Sunday, April 20, 2003

From the National Review, John Derbyshire's grotesque attempt to shrug off the looting of the Iraqi National Museum.

My response:

I'm astonished that anyone would go this far to trivialize the looting, not to mention the wanton destruction of ancient treasures in a transparent attempt to justify the coalition's decision to stay out of the picture.

The essence of Derbyshire's argument: Those treasures didn't belong to Iraq anyway. Well, even if they didn't, that doesn't excuse the coalition's distinct lack of a plan to defend these priceless treasures, especially since the armed forces had already executed an elaborate plan to safeguard Iraqi oil. In fact, if these items belong not to Iraq but to mankind, as he infers, then wouldn't that have allowed, even necessitated that they be properly protected? But Derbyshire shrugs off the loss and writes that eventually these "objects will find their way to institutions here in the West." Well, ignoring the inherent arrogance of that statement (which Derbyshire tries to preemptively defend by including Australia and Japan in "the West"--gee, thanks, I'm an Aussie), even if many of the stolen items are recovered and protected by the benevolent West, those items that were smashed to smithereens for kicks, those aren't going to be recovered are they? No, in order to maintain his teetering thesis, Derbyshire has to overlook these details. He has to in order to accomplish his true intent: to deflect attention from the military's profound dearth of helpful intervention.
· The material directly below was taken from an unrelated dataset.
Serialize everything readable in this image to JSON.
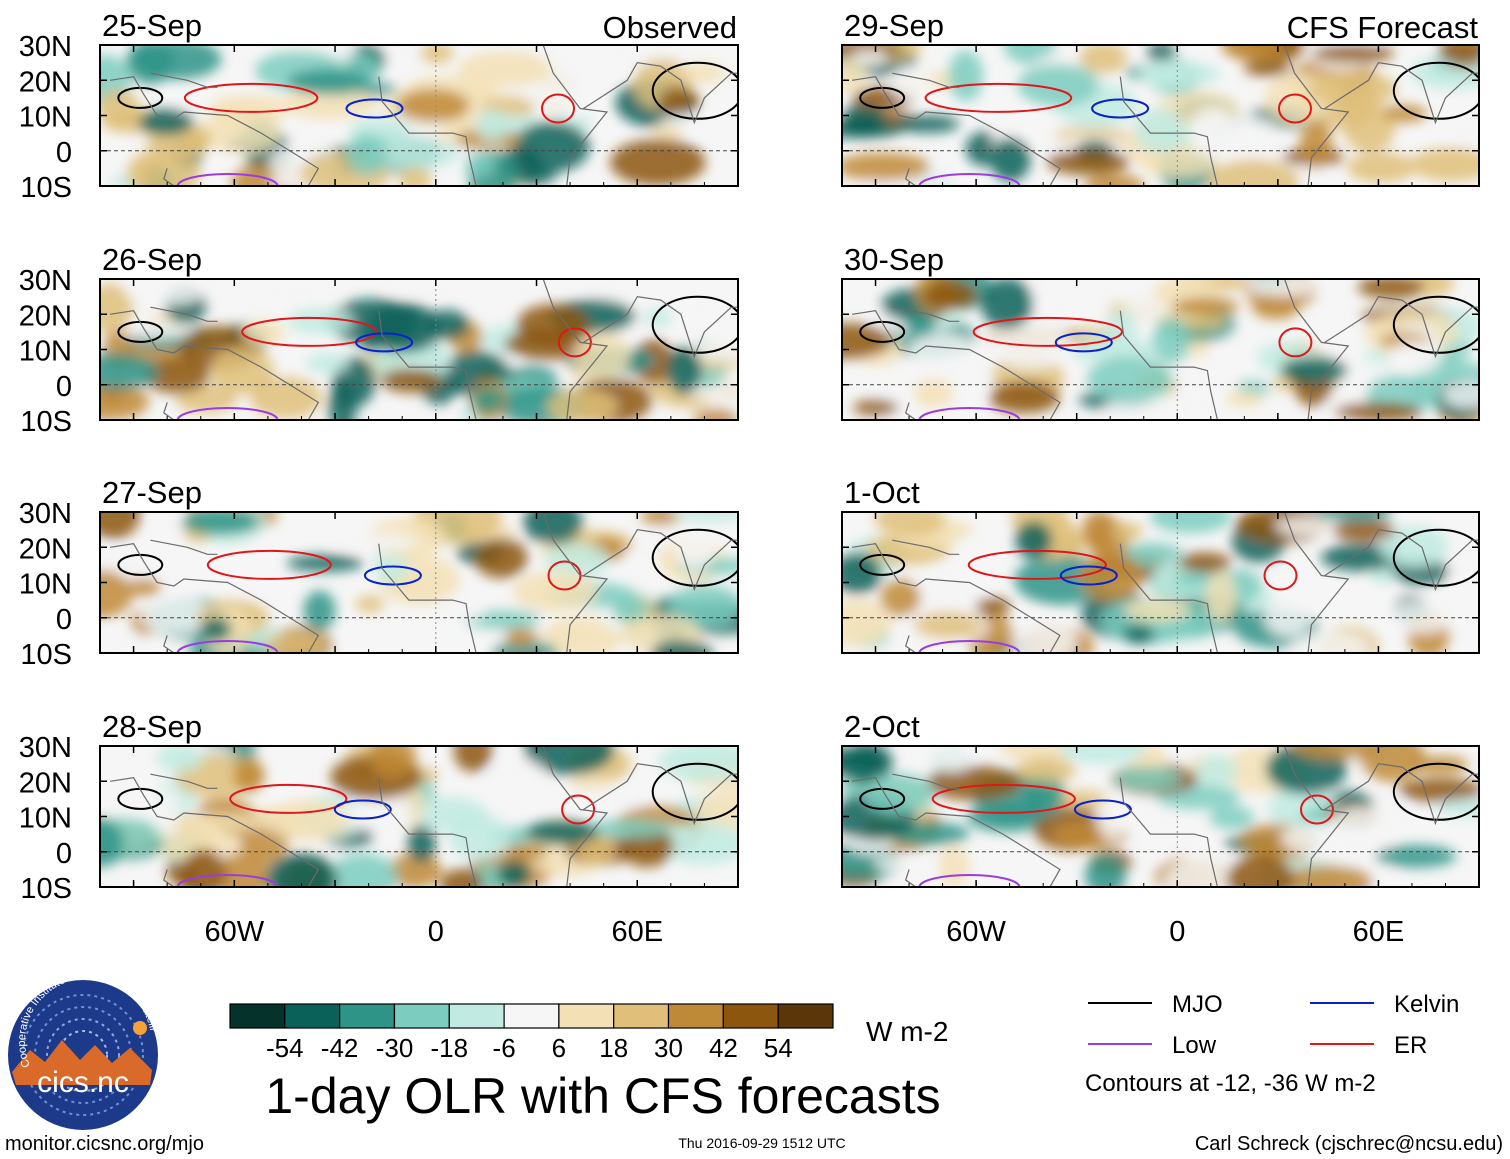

I suppose when you're incapable of thinking outside of party lines, these are the sort of rhetorical calisthenics you have to indulge in. Consequently, Derbyshire's "optimistic take" on things was bound to be a blindered defense that desperately stretches the facts in an effort to excuse the crass values of this neo-imperialist excursion.

The fact that he has the chutzpah to try to twist lemons into lemonade in this instance is saddening.